Andrew Fitzhenry

Personal information
- Born: 14 March 1968 (age 57)

Playing information
- Position: Fullback, Halfback
Club
| Years | Team | Pld | T | G | FG | P |
| 1987 | Penrith Panthers | 4 | 0 | 6 | 0 | 12 |
| 1988–92 | Parramatta Eels | 35 | 3 | 59 | 0 | 130 |
|  | Total | 39 | 3 | 65 | 0 | 142 |
- Source:

= Andrew Fitzhenry =

Australian rugby league footballer

Andrew Fitzhenry (born 14 March 1968) is an Australian former professional rugby league footballer who played for the Penrith Panthers and Parramatta Eels in the New South Wales Rugby League (NSWRL).

As a youth, Fitzhenry represented NSW Under 19s in both cricket and rugby league.

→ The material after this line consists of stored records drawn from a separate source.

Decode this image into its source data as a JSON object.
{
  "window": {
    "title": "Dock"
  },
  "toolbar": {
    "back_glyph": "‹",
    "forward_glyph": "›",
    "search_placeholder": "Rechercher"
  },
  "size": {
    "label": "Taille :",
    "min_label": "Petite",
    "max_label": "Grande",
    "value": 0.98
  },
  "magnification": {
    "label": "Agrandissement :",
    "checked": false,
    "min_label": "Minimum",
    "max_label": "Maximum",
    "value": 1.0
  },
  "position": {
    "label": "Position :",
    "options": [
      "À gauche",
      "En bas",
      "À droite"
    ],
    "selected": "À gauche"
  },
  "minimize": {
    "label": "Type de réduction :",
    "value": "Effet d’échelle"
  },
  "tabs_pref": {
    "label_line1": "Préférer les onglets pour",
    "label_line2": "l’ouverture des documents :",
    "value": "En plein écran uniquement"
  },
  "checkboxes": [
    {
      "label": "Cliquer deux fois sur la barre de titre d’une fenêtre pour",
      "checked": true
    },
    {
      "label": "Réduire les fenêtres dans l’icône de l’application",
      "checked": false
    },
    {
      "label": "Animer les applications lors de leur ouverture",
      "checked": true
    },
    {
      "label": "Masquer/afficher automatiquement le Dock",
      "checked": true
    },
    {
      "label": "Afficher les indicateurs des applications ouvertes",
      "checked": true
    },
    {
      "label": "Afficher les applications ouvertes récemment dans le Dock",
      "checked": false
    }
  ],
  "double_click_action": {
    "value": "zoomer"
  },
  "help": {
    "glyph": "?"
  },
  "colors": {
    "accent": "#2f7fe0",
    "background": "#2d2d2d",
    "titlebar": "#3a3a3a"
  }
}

Fitzhenry started his NSWRL career at Penrith, where he played as a halfback and featured in four premiership games in 1987. From 1988 to 1992 he played for Parramatta, during which time he amassed a further 35 appearances in first-grade, as a goal-kicking fullback.

In addition to rugby league, Fitzhenry also played first-grade cricket, as a wicket-keeper batsman for Balmain.